The film is a collage of “likes”: like Snyder, director Sngmoo Lee has shot this hybrid mishmash of martial arts and Western films on a greenscreen, painting in much of the image digitally; like Leone, Lee doesn’t shy away from blood staining dusty sand and rawhide; like Jeunet, Lee populates his film with Quirky Characters™ and eccentrically lighthearted comic elements; like Yu, Lee loves to shoot graceful, balletic swordfights against painterly backgrounds. That’s an awful lot of “likes” for one film to have.
To be fair, Lee isn’t the first magpie director (paging Quentin Tarantino!), but he fails to make his film feel like anything more than the sum of its influences. Aping Snyder’s digital-world immersion, Lee doesn’t exactly “wow” us; he just sticks us in slick, polished videogame, and the he lacks the magic to pull off any kind of Jeunet-style oddball lovability. The story itself is trite: Yang (Jang Dong-Gun) is the world’s best assassin, until he refuses to kill an infant — the last remaining member of an enemy clan — which makes him an enemy, yada yada yada. Eventually, he finds his way across the sea to the old West town of Lode, where he starts over working as the town laundry, romancing a feisty local tomboy, and eventually risking his own refuge to come to the town’s aid when a snarling, villainous general rides into town….
Yawn.
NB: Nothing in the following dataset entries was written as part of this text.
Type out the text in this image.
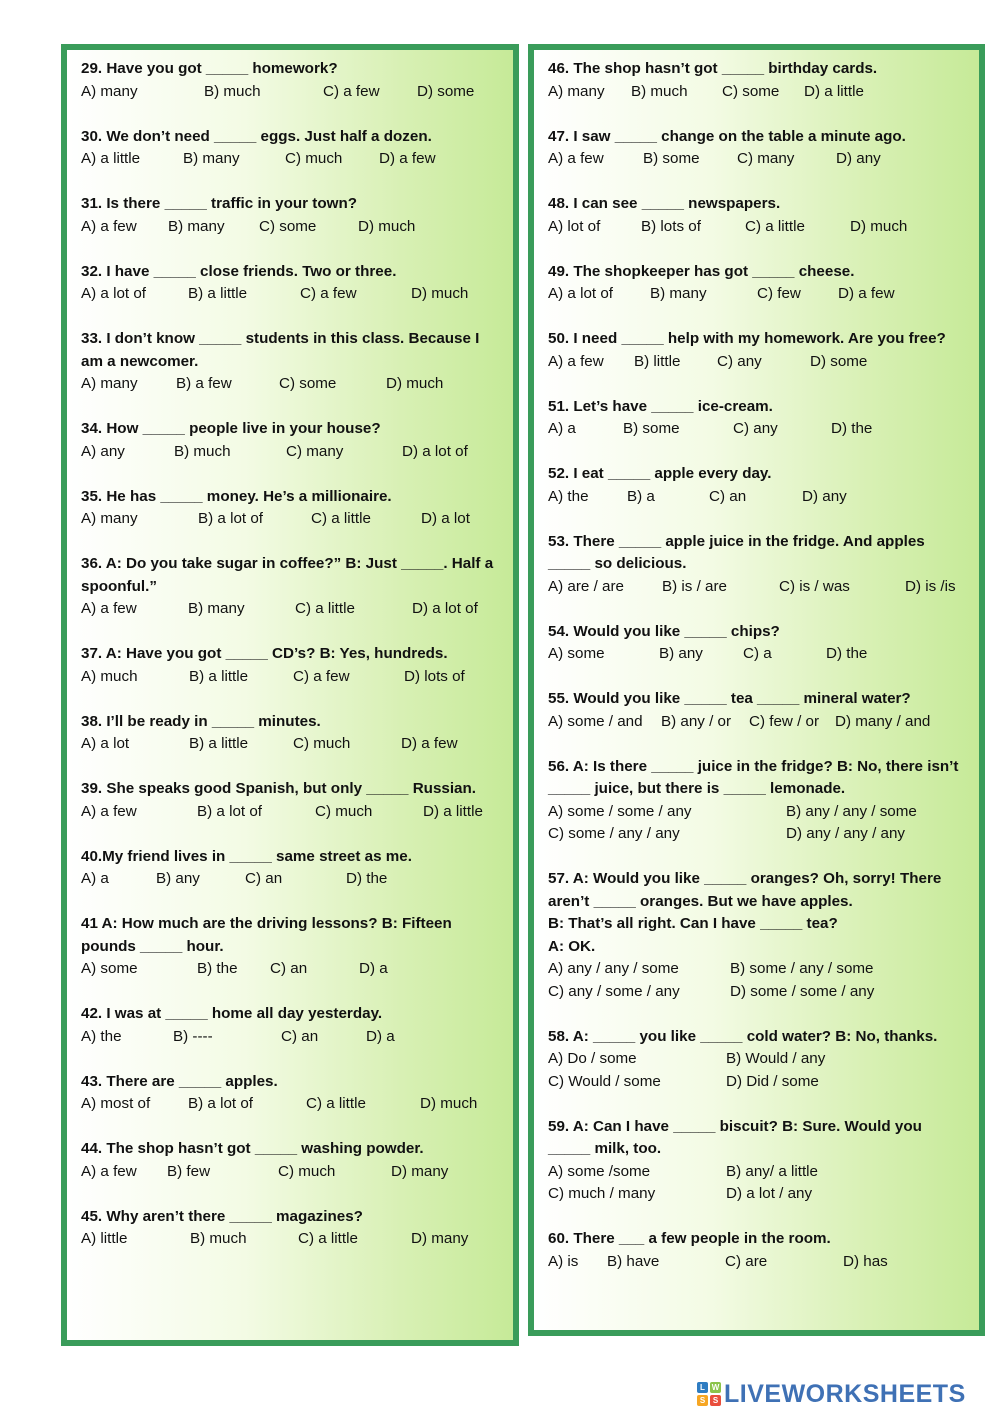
29. Have you got _____ homework?

A) many	B) much	C) a few	D) some

30. We don’t need _____ eggs. Just half a dozen.

A) a little	B) many	C) much	D) a few

31. Is there _____ traffic in your town?

A) a few	B) many	C) some	D) much

32. I have _____ close friends. Two or three.

A) a lot of	B) a little	C) a few	D) much

33. I don’t know _____ students in this class. Because I am a newcomer.

A) many	B) a few	C) some	D) much

34. How _____ people live in your house?

A) any	B) much	C) many	D) a lot of

35. He has _____ money. He’s a millionaire.

A) many	B) a lot of	C) a little	D) a lot

36. A: Do you take sugar in coffee?” B: Just _____. Half a spoonful.”

A) a few	B) many	C) a little	D) a lot of

37. A: Have you got _____ CD’s? B: Yes, hundreds.

A) much	B) a little	C) a few	D) lots of

38. I’ll be ready in _____ minutes.

A) a lot	B) a little	C) much	D) a few

39. She speaks good Spanish, but only _____ Russian.

A) a few	B) a lot of	C) much	D) a little

40.My friend lives in _____ same street as me.

A) a	B) any	C) an	D) the

41 A: How much are the driving lessons? B: Fifteen pounds _____ hour.

A) some	B) the	C) an	D) a

42. I was at _____ home all day yesterday.

A) the	B) ----	C) an	D) a

43. There are _____ apples.

A) most of	B) a lot of	C) a little	D) much

44. The shop hasn’t got _____ washing powder.

A) a few	B) few	C) much	D) many

45. Why aren’t there _____ magazines?

A) little	B) much	C) a little	D) many

46. The shop hasn’t got _____ birthday cards.

A) many	B) much	C) some	D) a little

47. I saw _____ change on the table a minute ago.

A) a few	B) some	C) many	D) any

48. I can see _____ newspapers.

A) lot of	B) lots of	C) a little	D) much

49. The shopkeeper has got _____ cheese.

A) a lot of	B) many	C) few	D) a few

50. I need _____ help with my homework. Are you free?

A) a few	B) little	C) any	D) some

51. Let’s have _____ ice-cream.

A) a	B) some	C) any	D) the

52. I eat _____ apple every day.

A) the	B) a	C) an	D) any

53. There _____ apple juice in the fridge. And apples _____ so delicious.

A) are / are	B) is / are	C) is / was	D) is /is

54. Would you like _____ chips?

A) some	B) any	C) a	D) the

55. Would you like _____ tea _____ mineral water?

A) some / and	B) any / or	C) few / or	D) many / and

56. A: Is there _____ juice in the fridge? B: No, there isn’t _____ juice, but there is _____ lemonade.

A) some / some / any	B) any / any / some
C) some / any / any	D) any / any / any

57. A: Would you like _____ oranges? Oh, sorry! There aren’t _____ oranges. But we have apples.

B: That’s all right. Can I have _____ tea?

A: OK.

A) any / any / some	B) some / any / some
C) any / some / any	D) some / some / any

58. A: _____ you like _____ cold water? B: No, thanks.

A) Do / some	B) Would / any
C) Would / some	D) Did / some

59. A: Can I have _____ biscuit? B: Sure. Would you _____ milk, too.

A) some /some	B) any/ a little
C) much / many	D) a lot / any

60. There ___ a few people in the room.

A) is	B) have	C) are	D) has
L W
S S LIVEWORKSHEETS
A movie like The Warrior’s Way isn’t about the story anyway, but about action, and even then it disappoints. Not that there’s not plenty of action. There is, and its damn bloody action, but Lee is so intent on making us go “Cool!” that there’s nothing cool about it. The violence is a cartoon and a cartoon we’ve seen before. It’s only at the lunatic end — when samurai finally tussle with cowboys, and clowns bear arms while Ferris Wheels explode– that The Warrior’s Way finally comes alive, establishes an identity and serves up the demented pulp spectacle we’ve been expecting. Otherwise, the movie is an inert, clumsy and stitched-together hodgepodge of ideas from other, better filmmakers, coasting on slickness, devoid of heart and ingenuity.
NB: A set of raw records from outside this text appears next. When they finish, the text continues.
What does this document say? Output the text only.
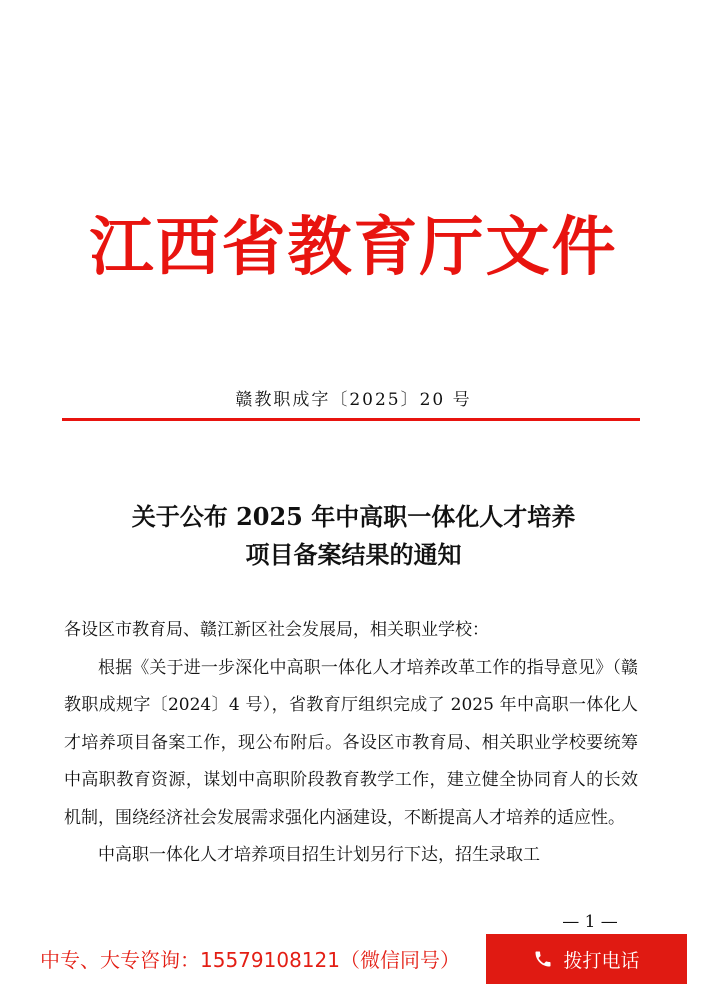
江西省教育厅文件
赣教职成字〔2025〕20 号
关于公布 2025 年中高职一体化人才培养
项目备案结果的通知

各设区市教育局、赣江新区社会发展局，相关职业学校：

根据《关于进一步深化中高职一体化人才培养改革工作的指导意见》（赣教职成规字〔2024〕4 号），省教育厅组织完成了 2025 年中高职一体化人才培养项目备案工作，现公布附后。各设区市教育局、相关职业学校要统筹中高职教育资源，谋划中高职阶段教育教学工作，建立健全协同育人的长效机制，围绕经济社会发展需求强化内涵建设，不断提高人才培养的适应性。

中高职一体化人才培养项目招生计划另行下达，招生录取工

— 1 —
中专、大专咨询：15579108121（微信同号）	拨打电话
Familiar faces show up, doing variations of characters they’ve played before. Geoffry Rush slums it as a stumblebum town drunk; Kate Bosworth is likable and sexy as that feisty love interest (and looks damn good in red hair); Danny Huston snarls, again, as the general. Dong-Gun is one of Korea’s top superstars but you wouldn’t know it from here; all he has to do his pose and look stoic. That’s pretty much The Warrior’s way as well. It’s nothing but pose.